By averaging the squared differences, we normalize the result. It makes sure that the variance is based on the number of data points in the dataset, rather than just the total size. This way, you can compare datasets of different sizes on an equal footing.

Now let's calculate variance for our test scores:

Consider two datasets:

Dataset 1: 2, 4, 6, 8, 10
Dataset 2: 1, 4, 6, 8, 12

The means of both datasets are 6.

For Dataset 1, you’d subtract the mean (6) from each number and square the result:

$\frac{(2-6)^2 + (4-6)^2 + (6-6)^2 + (8-6)^2 + (10-6)^2}{5} = 8$

For Dataset 2, you'd do the same,

$\frac{(1-6)^2 + (4-6)^2 + (6-6)^2 + (8-6)^2 + (12-6)^2}{5} = 13.8$

Standard Deviation: The User-Friendly Cousin

If variance is a bit like the nerdy kid who talks in equations, the standard deviation is the friendly cousin who puts it all in simpler terms.

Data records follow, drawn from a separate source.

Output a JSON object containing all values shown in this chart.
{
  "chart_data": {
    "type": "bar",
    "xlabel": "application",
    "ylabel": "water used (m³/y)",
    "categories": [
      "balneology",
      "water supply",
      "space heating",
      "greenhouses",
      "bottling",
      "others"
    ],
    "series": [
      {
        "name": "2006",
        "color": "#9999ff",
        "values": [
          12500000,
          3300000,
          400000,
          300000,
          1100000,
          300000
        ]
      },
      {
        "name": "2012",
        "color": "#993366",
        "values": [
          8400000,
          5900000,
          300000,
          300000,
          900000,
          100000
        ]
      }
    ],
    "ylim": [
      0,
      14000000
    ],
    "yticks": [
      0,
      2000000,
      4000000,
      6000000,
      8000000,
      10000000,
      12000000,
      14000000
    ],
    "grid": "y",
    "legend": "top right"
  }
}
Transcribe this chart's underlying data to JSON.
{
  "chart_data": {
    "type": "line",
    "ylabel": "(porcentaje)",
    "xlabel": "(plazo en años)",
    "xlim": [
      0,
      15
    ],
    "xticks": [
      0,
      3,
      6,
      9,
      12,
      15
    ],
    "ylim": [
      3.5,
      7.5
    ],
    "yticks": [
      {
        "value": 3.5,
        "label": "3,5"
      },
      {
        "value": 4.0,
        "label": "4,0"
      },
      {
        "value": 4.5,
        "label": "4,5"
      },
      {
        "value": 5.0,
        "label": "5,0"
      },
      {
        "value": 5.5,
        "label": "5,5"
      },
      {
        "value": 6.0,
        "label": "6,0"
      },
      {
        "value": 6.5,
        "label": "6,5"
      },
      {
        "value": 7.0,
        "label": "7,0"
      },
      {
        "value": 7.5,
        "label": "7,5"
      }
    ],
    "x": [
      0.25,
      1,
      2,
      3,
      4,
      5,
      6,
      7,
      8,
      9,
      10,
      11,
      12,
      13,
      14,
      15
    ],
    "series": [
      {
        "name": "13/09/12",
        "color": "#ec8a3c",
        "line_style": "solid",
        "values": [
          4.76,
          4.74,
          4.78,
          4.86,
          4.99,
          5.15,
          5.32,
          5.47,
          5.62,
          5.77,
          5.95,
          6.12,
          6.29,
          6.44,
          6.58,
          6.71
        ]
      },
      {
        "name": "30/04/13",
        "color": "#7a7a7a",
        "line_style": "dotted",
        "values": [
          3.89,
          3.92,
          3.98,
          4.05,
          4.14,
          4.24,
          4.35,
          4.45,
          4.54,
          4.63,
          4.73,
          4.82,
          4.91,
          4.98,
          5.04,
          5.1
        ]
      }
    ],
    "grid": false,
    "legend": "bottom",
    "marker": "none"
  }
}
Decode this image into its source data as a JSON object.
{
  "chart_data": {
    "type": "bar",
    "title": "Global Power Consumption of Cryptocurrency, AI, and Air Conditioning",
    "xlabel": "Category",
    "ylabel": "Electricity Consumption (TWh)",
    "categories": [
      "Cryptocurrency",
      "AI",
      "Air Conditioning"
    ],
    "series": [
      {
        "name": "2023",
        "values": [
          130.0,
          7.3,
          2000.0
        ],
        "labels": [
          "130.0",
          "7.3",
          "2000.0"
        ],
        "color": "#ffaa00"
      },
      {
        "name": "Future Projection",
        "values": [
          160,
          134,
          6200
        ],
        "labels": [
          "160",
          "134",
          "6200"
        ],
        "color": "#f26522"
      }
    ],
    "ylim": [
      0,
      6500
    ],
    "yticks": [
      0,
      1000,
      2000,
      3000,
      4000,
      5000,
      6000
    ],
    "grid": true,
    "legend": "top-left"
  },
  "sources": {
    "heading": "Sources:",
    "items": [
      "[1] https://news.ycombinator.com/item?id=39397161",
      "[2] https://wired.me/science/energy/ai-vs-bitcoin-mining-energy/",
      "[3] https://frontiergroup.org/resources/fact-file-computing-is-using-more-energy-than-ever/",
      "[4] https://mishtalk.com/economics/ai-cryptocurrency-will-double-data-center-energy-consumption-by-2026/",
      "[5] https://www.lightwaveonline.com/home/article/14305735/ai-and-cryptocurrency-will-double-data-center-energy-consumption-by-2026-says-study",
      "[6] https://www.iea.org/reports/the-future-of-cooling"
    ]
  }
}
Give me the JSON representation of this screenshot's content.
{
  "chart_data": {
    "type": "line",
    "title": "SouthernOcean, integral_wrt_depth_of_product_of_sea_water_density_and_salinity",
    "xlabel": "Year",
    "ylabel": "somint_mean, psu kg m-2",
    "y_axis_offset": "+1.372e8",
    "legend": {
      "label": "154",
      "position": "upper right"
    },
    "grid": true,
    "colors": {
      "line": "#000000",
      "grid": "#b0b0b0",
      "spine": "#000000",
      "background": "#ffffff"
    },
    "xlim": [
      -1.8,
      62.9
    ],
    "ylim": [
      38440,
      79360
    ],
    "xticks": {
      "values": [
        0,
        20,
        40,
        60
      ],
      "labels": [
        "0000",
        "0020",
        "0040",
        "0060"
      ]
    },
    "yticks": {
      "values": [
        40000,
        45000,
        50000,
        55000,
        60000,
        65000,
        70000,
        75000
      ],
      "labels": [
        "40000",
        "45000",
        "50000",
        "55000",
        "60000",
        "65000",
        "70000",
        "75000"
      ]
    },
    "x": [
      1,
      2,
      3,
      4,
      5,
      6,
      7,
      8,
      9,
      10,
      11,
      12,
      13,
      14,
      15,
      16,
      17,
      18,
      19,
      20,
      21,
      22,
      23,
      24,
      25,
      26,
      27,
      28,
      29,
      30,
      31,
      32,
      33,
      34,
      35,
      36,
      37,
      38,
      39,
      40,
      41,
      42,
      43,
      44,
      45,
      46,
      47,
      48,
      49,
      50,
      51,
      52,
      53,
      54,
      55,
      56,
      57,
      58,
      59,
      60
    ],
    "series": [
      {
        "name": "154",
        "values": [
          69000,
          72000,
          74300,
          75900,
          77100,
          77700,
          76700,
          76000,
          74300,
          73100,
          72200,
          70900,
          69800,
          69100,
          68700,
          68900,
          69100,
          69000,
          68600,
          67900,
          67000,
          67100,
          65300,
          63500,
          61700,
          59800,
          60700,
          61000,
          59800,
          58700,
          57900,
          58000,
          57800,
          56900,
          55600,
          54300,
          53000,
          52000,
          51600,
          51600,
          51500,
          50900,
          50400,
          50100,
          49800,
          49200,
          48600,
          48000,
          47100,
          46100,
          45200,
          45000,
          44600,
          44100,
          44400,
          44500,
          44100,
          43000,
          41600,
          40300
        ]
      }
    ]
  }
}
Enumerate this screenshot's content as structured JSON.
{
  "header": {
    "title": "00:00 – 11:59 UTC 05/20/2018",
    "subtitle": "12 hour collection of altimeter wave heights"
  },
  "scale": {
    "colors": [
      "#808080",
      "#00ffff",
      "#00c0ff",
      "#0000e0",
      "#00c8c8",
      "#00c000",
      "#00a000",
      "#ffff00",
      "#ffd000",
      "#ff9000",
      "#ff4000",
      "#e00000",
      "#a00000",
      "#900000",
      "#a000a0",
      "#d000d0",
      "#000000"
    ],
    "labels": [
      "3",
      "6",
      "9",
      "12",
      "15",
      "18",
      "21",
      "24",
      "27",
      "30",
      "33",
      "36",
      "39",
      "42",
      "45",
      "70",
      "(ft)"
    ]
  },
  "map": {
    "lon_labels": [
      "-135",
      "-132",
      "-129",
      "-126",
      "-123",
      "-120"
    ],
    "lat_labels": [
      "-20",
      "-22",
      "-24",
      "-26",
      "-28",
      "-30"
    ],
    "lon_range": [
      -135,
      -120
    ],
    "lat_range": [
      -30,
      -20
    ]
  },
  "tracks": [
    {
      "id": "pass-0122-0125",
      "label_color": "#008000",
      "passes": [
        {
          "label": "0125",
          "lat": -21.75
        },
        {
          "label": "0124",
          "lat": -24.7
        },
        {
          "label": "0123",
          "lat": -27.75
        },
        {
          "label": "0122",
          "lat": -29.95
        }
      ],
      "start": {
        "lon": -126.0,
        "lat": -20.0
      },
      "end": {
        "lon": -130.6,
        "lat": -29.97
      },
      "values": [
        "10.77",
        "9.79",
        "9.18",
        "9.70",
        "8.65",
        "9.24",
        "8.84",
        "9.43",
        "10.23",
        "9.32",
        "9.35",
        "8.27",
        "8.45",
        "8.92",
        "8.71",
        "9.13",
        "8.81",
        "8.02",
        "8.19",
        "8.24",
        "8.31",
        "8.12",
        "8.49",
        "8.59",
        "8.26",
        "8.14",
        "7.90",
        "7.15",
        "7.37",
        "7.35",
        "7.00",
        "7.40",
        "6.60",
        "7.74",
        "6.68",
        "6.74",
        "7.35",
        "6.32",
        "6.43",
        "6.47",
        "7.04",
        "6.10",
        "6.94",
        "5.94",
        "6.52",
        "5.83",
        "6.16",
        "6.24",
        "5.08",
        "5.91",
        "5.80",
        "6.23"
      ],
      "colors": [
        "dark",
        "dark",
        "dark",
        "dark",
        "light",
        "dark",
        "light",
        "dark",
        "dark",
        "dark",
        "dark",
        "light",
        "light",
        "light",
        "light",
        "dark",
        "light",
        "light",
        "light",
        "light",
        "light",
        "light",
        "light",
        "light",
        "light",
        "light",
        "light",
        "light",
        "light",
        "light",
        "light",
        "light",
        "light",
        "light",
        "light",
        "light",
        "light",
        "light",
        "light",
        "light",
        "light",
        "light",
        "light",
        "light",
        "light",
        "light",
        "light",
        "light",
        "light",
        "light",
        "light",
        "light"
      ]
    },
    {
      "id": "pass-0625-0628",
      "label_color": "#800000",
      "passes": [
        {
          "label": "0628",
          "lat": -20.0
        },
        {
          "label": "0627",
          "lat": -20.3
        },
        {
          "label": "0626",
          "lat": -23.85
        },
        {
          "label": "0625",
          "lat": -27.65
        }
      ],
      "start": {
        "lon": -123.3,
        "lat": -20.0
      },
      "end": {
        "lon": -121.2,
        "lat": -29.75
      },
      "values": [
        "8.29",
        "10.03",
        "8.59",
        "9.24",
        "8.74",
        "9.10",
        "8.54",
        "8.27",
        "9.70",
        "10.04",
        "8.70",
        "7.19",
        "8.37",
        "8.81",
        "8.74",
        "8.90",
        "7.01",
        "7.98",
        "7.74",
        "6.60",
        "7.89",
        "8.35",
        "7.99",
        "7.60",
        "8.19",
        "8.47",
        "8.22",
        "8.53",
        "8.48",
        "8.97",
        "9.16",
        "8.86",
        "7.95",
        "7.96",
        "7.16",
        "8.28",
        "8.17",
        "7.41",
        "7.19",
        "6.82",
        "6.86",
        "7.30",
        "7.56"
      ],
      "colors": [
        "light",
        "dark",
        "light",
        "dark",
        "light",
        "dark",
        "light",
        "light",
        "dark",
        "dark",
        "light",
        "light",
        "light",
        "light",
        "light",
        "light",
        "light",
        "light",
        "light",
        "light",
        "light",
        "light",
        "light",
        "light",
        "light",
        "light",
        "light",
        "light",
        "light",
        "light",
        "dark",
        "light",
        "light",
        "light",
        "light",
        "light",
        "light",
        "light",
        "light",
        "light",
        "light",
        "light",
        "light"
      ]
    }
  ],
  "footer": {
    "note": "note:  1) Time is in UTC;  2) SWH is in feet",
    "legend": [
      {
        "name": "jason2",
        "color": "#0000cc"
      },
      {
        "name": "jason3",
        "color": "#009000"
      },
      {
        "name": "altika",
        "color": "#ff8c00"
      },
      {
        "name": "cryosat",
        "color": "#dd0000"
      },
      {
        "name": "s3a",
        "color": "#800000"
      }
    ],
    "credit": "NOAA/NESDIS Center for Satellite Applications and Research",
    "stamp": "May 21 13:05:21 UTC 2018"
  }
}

Standard deviation is just the square root of the variance. Why? Because the variance squared everything, so to get back to the original scale of the data, you take the square root. It’s like translating a book from math-speak back into regular language.

When we calculate variance, we square the differences from the mean. This squaring step is important because it helps emphasize larger deviations, but it also causes a problem: the units of the variance are no longer the same as the original data.

For example, if you’re working with data in meters, then the variance ends up in square meters. If your data is in seconds, the variance is in square seconds. This isn’t very intuitive—how do you interpret a measurement in square seconds? It’s hard to make sense of.

This is where standard deviation comes to the rescue. The standard deviation is simply the square root of the variance. By taking the square root, we return the units to their original form—so if our data is in meters, the standard deviation will also be in meters. This makes it much easier to interpret because the standard deviation tells you, on average, how far the data points are from the mean in the same units as your original data.

So, let’s say the variance of a dataset is 8 (like in our first example). The standard deviation would be:

$\sqrt{\smash[b]{8}} = 2.828..$

Now, instead of saying, The variance is 8, you can say, On average, the data points are about 2.83 units away from the mean. This makes it much easier to interpret.

CONGRATULATIONS!!!

You have just completed Day 5. Now do re-read the whole thing again. Until you can understand every concept. Take a pen and paper; and make notes. Revise. And remember, nothing is tough. You just need to have the hunger for knowledge.